For the uninitiated, Trigger’s Broom is a joke from Only Fools and Horses about a “20-year-old” broom which has had 14 replacement heads and 17 replacement handles in that time, meaning that no part of the broom is the same.

If different managers and different players continue to fall into the same trap, is Roscommon’s crisis of confidence outside the familiar terrain of Connacht a sporting equivalent of that famous piece of road-sweeping equipment?

This is the challenge that Mark Dowd and his coaching team must confront, head-on, over the next four or five months.

Did the players feel so married to their preferred attacking style that in the absence of Plan A — direct running, breaking tackles, living on the counter-attack — that they couldn’t move past Plan B?

Was there no extra layer to Roscommon’s play, built onto the solid foundations of the spring? Or was something designed, but not implemented — either well, or at all?

What is the diagnosis for why a young and fit Roscommon team were unable to exert real pressure on the Monaghan players in possession, particularly early in the second half?

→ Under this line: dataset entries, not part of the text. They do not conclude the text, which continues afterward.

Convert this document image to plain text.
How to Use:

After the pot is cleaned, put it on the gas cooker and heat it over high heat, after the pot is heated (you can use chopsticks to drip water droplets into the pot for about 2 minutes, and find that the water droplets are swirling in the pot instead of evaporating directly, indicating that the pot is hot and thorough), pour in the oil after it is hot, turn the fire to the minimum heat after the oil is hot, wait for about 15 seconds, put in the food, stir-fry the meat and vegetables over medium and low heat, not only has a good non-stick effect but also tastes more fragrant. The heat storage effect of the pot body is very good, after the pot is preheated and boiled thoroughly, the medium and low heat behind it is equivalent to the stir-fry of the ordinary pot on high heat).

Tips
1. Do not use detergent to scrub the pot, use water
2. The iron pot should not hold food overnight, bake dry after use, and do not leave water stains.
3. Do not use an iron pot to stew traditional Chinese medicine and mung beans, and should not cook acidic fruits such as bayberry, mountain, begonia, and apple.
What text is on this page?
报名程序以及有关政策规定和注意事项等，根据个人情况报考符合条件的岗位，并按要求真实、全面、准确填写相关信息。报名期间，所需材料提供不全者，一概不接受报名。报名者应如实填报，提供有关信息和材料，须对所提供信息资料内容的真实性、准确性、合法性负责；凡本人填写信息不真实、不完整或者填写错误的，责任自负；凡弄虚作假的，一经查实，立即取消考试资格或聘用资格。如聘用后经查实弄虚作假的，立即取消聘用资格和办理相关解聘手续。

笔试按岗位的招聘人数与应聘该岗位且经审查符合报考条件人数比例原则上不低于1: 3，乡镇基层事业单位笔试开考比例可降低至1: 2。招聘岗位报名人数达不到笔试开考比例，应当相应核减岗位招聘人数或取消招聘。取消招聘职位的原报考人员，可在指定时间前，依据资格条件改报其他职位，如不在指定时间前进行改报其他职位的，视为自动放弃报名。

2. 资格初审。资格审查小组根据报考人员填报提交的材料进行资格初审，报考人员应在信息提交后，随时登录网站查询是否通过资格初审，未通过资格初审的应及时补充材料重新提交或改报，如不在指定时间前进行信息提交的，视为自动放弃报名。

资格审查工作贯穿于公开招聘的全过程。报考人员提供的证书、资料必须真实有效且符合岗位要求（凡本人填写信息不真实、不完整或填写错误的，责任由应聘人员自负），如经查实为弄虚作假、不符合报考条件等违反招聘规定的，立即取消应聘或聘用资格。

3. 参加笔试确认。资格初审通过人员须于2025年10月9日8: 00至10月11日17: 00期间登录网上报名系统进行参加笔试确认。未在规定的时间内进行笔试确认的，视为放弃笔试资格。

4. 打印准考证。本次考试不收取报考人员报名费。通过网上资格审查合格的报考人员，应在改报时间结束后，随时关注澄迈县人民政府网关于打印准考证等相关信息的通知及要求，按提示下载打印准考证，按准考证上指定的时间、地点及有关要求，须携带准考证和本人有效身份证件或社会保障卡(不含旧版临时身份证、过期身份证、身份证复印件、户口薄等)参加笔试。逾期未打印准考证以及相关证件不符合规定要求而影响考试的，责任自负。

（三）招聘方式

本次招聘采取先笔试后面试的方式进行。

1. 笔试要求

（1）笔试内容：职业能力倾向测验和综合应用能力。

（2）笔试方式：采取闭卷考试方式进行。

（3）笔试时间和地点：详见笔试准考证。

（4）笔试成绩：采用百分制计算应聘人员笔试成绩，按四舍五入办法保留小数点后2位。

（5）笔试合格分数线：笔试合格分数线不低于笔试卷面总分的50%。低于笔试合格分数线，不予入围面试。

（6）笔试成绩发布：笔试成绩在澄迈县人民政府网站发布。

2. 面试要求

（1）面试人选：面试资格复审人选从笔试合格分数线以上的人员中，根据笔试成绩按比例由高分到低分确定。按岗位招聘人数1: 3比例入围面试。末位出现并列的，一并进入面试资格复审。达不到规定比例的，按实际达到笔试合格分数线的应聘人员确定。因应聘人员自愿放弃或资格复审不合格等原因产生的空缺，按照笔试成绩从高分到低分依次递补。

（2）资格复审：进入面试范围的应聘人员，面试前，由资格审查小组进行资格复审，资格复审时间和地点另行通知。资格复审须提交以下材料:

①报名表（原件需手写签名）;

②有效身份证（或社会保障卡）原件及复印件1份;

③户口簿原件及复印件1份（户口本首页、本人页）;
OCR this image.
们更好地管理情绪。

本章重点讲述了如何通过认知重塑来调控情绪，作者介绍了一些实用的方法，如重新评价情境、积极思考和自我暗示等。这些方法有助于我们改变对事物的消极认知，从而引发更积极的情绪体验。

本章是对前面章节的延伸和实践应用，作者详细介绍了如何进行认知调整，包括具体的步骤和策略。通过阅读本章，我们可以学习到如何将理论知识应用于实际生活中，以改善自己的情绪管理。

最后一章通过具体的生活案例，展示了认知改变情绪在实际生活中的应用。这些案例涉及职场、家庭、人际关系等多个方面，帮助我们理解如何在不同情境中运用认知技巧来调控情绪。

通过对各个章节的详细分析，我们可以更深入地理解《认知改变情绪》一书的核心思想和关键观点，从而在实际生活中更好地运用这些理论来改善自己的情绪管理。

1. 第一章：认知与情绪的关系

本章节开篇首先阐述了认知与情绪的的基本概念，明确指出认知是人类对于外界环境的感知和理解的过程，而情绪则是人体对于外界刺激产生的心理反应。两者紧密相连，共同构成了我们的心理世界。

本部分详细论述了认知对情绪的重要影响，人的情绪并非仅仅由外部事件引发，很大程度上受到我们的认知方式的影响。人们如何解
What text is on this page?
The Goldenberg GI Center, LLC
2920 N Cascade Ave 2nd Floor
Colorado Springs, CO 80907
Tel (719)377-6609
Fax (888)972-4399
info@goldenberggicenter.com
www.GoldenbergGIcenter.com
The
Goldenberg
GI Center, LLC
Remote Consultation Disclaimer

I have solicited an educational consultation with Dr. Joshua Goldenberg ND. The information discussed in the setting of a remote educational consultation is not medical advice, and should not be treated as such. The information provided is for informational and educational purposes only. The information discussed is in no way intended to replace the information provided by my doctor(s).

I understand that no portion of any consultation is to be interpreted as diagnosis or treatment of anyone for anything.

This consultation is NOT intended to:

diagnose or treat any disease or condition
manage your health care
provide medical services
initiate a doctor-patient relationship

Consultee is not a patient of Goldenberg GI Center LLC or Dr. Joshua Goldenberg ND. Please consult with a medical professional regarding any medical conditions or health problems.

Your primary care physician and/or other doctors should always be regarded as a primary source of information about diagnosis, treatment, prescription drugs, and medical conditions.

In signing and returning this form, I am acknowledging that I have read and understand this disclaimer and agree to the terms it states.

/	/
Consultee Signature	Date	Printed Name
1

Most of all, why did a team with a wide mix of youth and experience, with no small amount of club, college and intercounty success, not find it in themselves to realise that it was all burning down in front of their own eyes?

After the game, Mark Dowd said: “that's one thing I'd always say about youth, they don't hold that regret of previous games”.

This could well be the exception, and if it’s not, then instances of Roscommon being swept out of the championship by Trigger’s Broom will keep on happening.